Augustus suddenly sprang back. The voice of Don was heard from the hatchway saying that indeed the moon
was
a glorious sight and he ought to be ever so thankful to Mrs Greville for telling him to bring her up there. And their figures loomed in the moonlight just before Eleanor’s face.

Eleanor didn’t move. Mrs Greville was panting a little and there was a victorious smile on her face that the moon hardened.

Eleanor said:

“Don dear, I wish you’d take Aunt Emmeline away for a minute or two. I’m just talking to Oggie.”

Whilst Don obediently turned upon his heel, Mrs Greville brought out, with a high, snickering voice:

“Oh, can’t even
we
share this wonderful secret?” She began indeed to pant a little with the speed she had made in finding Don.

Eleanor said, with a touch of disdain:

“It is not a
wonderful
secret.
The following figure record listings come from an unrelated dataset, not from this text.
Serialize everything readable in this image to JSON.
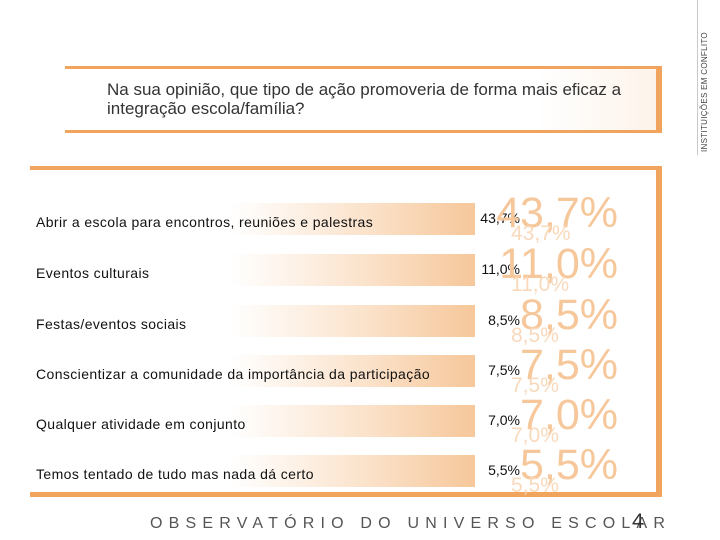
{
  "side_label": "INSTITUIÇÕES EM CONFLITO",
  "question": "Na sua opinião, que tipo de ação promoveria de forma mais eficaz a integração escola/família?",
  "answers": [
    {
      "label": "Abrir a escola para encontros, reuniões e palestras",
      "value": "43,7%"
    },
    {
      "label": "Eventos culturais",
      "value": "11,0%"
    },
    {
      "label": "Festas/eventos sociais",
      "value": "8,5%"
    },
    {
      "label": "Conscientizar a comunidade da importância da participação",
      "value": "7,5%"
    },
    {
      "label": "Qualquer atividade em conjunto",
      "value": "7,0%"
    },
    {
      "label": "Temos tentado de tudo mas nada dá certo",
      "value": "5,5%"
    }
  ],
  "footer": "OBSERVATÓRIO DO UNIVERSO ESCOLAR",
  "page_number": "4",
  "colors": {
    "accent": "#f0a45e",
    "pale_accent": "#f6c79a"
  }
}
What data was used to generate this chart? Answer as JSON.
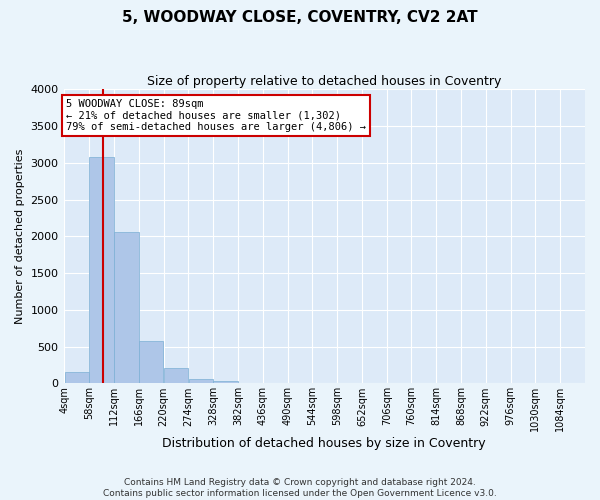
{
  "title": "5, WOODWAY CLOSE, COVENTRY, CV2 2AT",
  "subtitle": "Size of property relative to detached houses in Coventry",
  "xlabel": "Distribution of detached houses by size in Coventry",
  "ylabel": "Number of detached properties",
  "annotation_line1": "5 WOODWAY CLOSE: 89sqm",
  "annotation_line2": "← 21% of detached houses are smaller (1,302)",
  "annotation_line3": "79% of semi-detached houses are larger (4,806) →",
  "bin_edges": [
    4,
    58,
    112,
    166,
    220,
    274,
    328,
    382,
    436,
    490,
    544,
    598,
    652,
    706,
    760,
    814,
    868,
    922,
    976,
    1030,
    1084
  ],
  "bin_labels": [
    "4sqm",
    "58sqm",
    "112sqm",
    "166sqm",
    "220sqm",
    "274sqm",
    "328sqm",
    "382sqm",
    "436sqm",
    "490sqm",
    "544sqm",
    "598sqm",
    "652sqm",
    "706sqm",
    "760sqm",
    "814sqm",
    "868sqm",
    "922sqm",
    "976sqm",
    "1030sqm",
    "1084sqm"
  ],
  "bar_heights": [
    150,
    3080,
    2060,
    570,
    210,
    60,
    30,
    0,
    0,
    0,
    0,
    0,
    0,
    0,
    0,
    0,
    0,
    0,
    0,
    0
  ],
  "bar_color": "#aec6e8",
  "bar_edge_color": "#7bafd4",
  "vline_x": 89,
  "vline_color": "#cc0000",
  "fig_background_color": "#eaf4fb",
  "axes_background_color": "#ddeaf8",
  "grid_color": "#ffffff",
  "ylim": [
    0,
    4000
  ],
  "yticks": [
    0,
    500,
    1000,
    1500,
    2000,
    2500,
    3000,
    3500,
    4000
  ],
  "footer_line1": "Contains HM Land Registry data © Crown copyright and database right 2024.",
  "footer_line2": "Contains public sector information licensed under the Open Government Licence v3.0.",
  "title_fontsize": 11,
  "subtitle_fontsize": 9,
  "ylabel_fontsize": 8,
  "xlabel_fontsize": 9,
  "tick_fontsize": 7,
  "footer_fontsize": 6.5,
  "annotation_fontsize": 7.5
}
It’s something I’m arranging with Augustus.”

She moved her hand a little as if she were brushing dust away from her dress. She left it in fact to her aunt to ruin her son if she wanted to. And with an extraordinarily hateful:

“Oh, one would think...” and a sudden gulp for breath, Mrs Greville clutched Don’s arm and they faded away into the distance.

“It’s got to be arranged, Oggie,” Eleanor said, speaking in a swift, low voice. “And I don’t want to have to speak again. I don’t want to have to ruin your prospects — but I shall have to if you’re going to misbehave. You may take it that I shouldn’t abuse you to your mother or to anyone else. I’m far too sorry for you. If you can behave in the future I’ll take what’s past as the sort of ill temper that one’s got to expect from one’s relations — a silly display. But it’s not to happen again. I’m not going to be worried. And I’m not going to have anyone else worried, except Aunt Emmeline, who has only herself to answer to if she’s miserable. Of course I’m fond of you. Of course I want Don’s good fortune to help you if it can. But it ends there, and you’ve got to understand that...”

“Ah, you’ve a talent for arranging things,” Augustus said — and for a moment he felt an extraordinary relief. It was the definite relief of a man whose life had been reprieved — for he had been perfectly resolved, as he had said, “to go over the side.” He would have been there at that moment. And an extraordinary medley of joyous feelings raged in his brain — so that he wanted to sing.